Calculating chunk size

For safety, target chunks well under the 25MB limit. At common audio bitrates:

FormatBitrate10 minutes
MP3128kbps~9.6 MB
MP364kbps~4.8 MB
m4a64kbps~4.8 MB
wav16kHz mono~19.2 MB

For MP3 at 128kbps, 10-minute chunks leave comfortable headroom. For high-quality WAV, 5-minute chunks are safer.

Splitting with ffmpeg

ffmpeg is the standard tool for audio manipulation:

# Split into 10-minute segments with 10-second overlap
ffmpeg -i input.mp3 \
  -f segment \
  -segment_time 600 \
  -segment_start_number 0 \
  -c copy \
  chunk_%03d.mp3

The -segment_time 600 sets the chunk length in seconds. -c copy copies the audio stream without re-encoding, which is fast and lossless.

In Node.js with fluent-ffmpeg:

const ffmpeg = require('fluent-ffmpeg');
const path = require('path');

function splitAudio(inputPath, outputDir, chunkDurationSeconds = 600) {
  return new Promise((resolve, reject) => {
    ffmpeg(inputPath)
      .outputOptions([
        '-f segment',
        `-segment_time ${chunkDurationSeconds}`,
        '-c copy',
        '-reset_timestamps 1',
      ])
      .output(path.join(outputDir, 'chunk_%03d.mp3'))
      .on('end', resolve)
      .on('error', reject)
      .run();
  });
}

The overlap problem

When you split audio at exact time boundaries, the last word in a chunk may be cut off.
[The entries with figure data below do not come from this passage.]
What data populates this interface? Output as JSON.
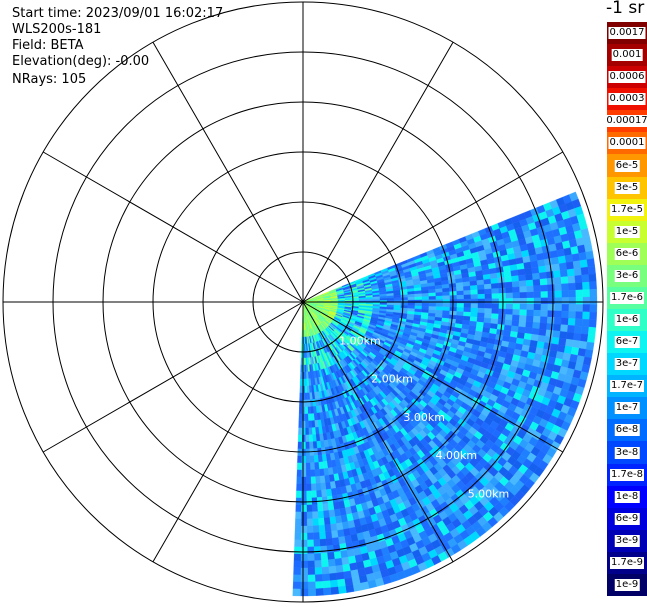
{
  "header": {
    "start_time": "Start time: 2023/09/01 16:02:17",
    "instrument": "WLS200s-181",
    "field": "Field: BETA",
    "elevation": "Elevation(deg): -0.00",
    "nrays": "NRays: 105"
  },
  "chart_data": {
    "type": "ppi",
    "field": "BETA",
    "instrument": "WLS200s-181",
    "start_time": "2023/09/01 16:02:17",
    "elevation_deg": -0.0,
    "n_rays": 105,
    "range_rings_km": [
      1,
      2,
      3,
      4,
      5
    ],
    "range_ring_labels": [
      "1.00km",
      "2.00km",
      "3.00km",
      "4.00km",
      "5.00km"
    ],
    "azimuth_spokes_deg": [
      0,
      30,
      60,
      90,
      120,
      150,
      180,
      210,
      240,
      270,
      300,
      330
    ],
    "sector_azimuth_deg": [
      68,
      182
    ],
    "max_range_km": 5.8,
    "colorbar": {
      "unit_label": "-1 sr",
      "labels": [
        "0.0017",
        "0.001",
        "0.0006",
        "0.0003",
        "0.00017",
        "0.0001",
        "6e-5",
        "3e-5",
        "1.7e-5",
        "1e-5",
        "6e-6",
        "3e-6",
        "1.7e-6",
        "1e-6",
        "6e-7",
        "3e-7",
        "1.7e-7",
        "1e-7",
        "6e-8",
        "3e-8",
        "1.7e-8",
        "1e-8",
        "6e-9",
        "3e-9",
        "1.7e-9",
        "1e-9"
      ],
      "colors": [
        "#800000",
        "#a50000",
        "#cc0000",
        "#f01000",
        "#ff3d00",
        "#ff6a00",
        "#ff9700",
        "#ffc400",
        "#f1f20e",
        "#c7ff30",
        "#a0ff57",
        "#79ff7e",
        "#57ffa0",
        "#30ffc7",
        "#0ef5f1",
        "#00d8ff",
        "#00b4ff",
        "#0090ff",
        "#006cff",
        "#0048ff",
        "#0024ff",
        "#0000ff",
        "#0000dd",
        "#0000b4",
        "#00008b",
        "#000066"
      ]
    }
  }
}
The transcription model receives audio that ends mid-word or mid-sentence, which degrades accuracy.

Overlap solves this: each chunk includes a few seconds of the previous chunk’s content. When you combine the transcriptions, you match the overlapping text and merge at the overlap point.

async function transcribeWithOverlap(inputPath, overlapSeconds = 5) {
  const chunks = await splitWithOverlap(inputPath, 600, overlapSeconds);
  const transcriptions = [];

  for (const chunk of chunks) {
    const result = await openai.audio.transcriptions.create({
      file: fs.createReadStream(chunk.path),
      model: 'whisper-1',
      response_format: 'verbose_json',
      timestamp_granularities: ['segment'],
    });
    transcriptions.push({ ...result, startOffset: chunk.startOffset });
  }

  return mergeTranscriptions(transcriptions, overlapSeconds);
}

Merging overlapping transcriptions

After transcribing overlapping chunks, remove the duplicated content at boundaries:

function mergeTranscriptions(transcriptions, overlapSeconds) {
  let merged = transcriptions[0].text;

  for (let i = 1; i < transcriptions.length; i++) {
    const prev = transcriptions[i - 1];
    const curr = transcriptions[i];

    // Find the overlap region in both transcriptions
    const overlapStart = prev.duration - overlapSeconds;

    // Get text from the overlap region in the previous transcription
    const overlapSegments = prev.segments.filter(s => s.start >= overlapStart);
    const overlapText = overlapSegments.map(s => s.text.trim()).join(' ');

    // Find where the overlap text appears in the current transcription
    const overlapIndex = curr.text.indexOf(overlapText.slice(0, 30));

    if (overlapIndex > -1) {
      merged += curr.text.slice(overlapIndex + overlapText.length);
    } else {
      // Fallback: no clean overlap found, just append
      merged += ' ' + curr.text;
    }
  }

  return merged;
}

Silence detection for natural splits

Better than fixed-time splits: split at natural pause points. ffmpeg can detect silence:

ffmpeg -i input.mp3 -af silencedetect=noise=-30dB:d=0.5 -f null - 2>&1 | grep silence

This outputs timestamps where audio is quiet for at least 0.5 seconds at -30dB. Split at these natural boundaries to avoid cutting words in half. Each chunk ends at a pause, which is where speakers naturally complete thoughts.

Implementing this in code requires parsing ffmpeg’s stderr output and then making split decisions based on the silence timestamps. The result is cleaner transcriptions at boundaries because each chunk starts after a natural pause.